No Brasil o ideal de civilização pode ser visto em Nosso Lar. Efeitos especiais criaram uma Atlântida, utopia das metrópoles e colônias. Um lar europeizado, ainda que as roupas pareçam com uma indumentária grega antiga, mais impregnada de um iluminismo (a ver o nome da produtora, e dos espíritos que clamam pela iluminação) do que das trevas de um Hades à la Fellini. Hitchcock então, que seja execrado no seu suspense moderno. As regras do jogo cinematográfico dessa nova industrialização aos trancos são claras – bem iluminadas, para quem quiser mesmo ver. São regras de comportamento, boas maneiras, polidez e sobriedade, algo que sempre faltou às artes cinematográficas tupiniquins mais independentes.

Porém, nem mesmo a Europa, desde meados do século XX, se interessa por estes temas civilizatórios, de uma busca pela tríade “bom, belo e verdadeiro”. Filmes que dão bilheteria nos EUA, a indústria do épico, são de violência, perseguição, históricos, e alguns “cults”. Vem à nossa frente, portanto, a pomposidade poética de um festival de Gramado, e de um pólo audiovisual como Paulínia, interior de São Paulo.

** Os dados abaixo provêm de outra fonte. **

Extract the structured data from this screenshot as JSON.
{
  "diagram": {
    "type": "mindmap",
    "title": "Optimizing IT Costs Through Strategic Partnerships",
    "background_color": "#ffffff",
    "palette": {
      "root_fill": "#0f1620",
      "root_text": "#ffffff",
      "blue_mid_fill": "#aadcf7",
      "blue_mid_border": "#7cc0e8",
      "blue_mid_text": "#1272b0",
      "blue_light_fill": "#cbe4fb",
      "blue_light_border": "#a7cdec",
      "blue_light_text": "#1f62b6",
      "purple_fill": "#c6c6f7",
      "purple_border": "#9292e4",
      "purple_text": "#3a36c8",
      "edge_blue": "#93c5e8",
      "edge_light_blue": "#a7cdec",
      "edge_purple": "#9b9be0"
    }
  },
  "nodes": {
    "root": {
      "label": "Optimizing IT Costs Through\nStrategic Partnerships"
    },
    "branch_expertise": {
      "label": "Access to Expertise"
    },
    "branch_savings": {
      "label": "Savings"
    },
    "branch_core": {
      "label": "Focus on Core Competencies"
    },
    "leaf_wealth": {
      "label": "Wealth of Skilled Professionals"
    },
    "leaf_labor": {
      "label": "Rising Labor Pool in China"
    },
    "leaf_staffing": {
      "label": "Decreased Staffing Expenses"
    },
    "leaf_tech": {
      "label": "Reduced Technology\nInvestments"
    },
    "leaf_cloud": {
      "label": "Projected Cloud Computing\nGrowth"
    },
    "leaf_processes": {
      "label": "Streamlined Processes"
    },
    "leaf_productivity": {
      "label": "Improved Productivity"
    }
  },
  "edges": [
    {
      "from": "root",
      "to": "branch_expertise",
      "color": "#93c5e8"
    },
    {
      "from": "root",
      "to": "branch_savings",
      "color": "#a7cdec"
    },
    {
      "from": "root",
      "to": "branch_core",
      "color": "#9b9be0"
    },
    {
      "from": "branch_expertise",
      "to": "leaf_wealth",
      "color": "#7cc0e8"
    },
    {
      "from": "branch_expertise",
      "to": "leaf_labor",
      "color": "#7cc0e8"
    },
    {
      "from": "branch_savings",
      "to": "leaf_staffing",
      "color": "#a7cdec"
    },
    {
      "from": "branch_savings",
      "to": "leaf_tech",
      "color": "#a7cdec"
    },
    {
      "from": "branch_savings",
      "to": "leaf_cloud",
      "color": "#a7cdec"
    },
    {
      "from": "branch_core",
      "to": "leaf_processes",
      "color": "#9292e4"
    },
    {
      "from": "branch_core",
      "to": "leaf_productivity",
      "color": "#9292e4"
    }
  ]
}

O que é que tem procurado o público e o cinema feito no Brasil? Temo eu algum dia conversar com meu colega indiano sobre os filmes brasileiros, e dizer a ele que, por aqui, os espectadores vão ao cinema para receber passes e encarnar seres de outra dimensão – ironicamente a dimensão da tela, e do processo de identificação do cinema clássico em metáfora religiosa atual.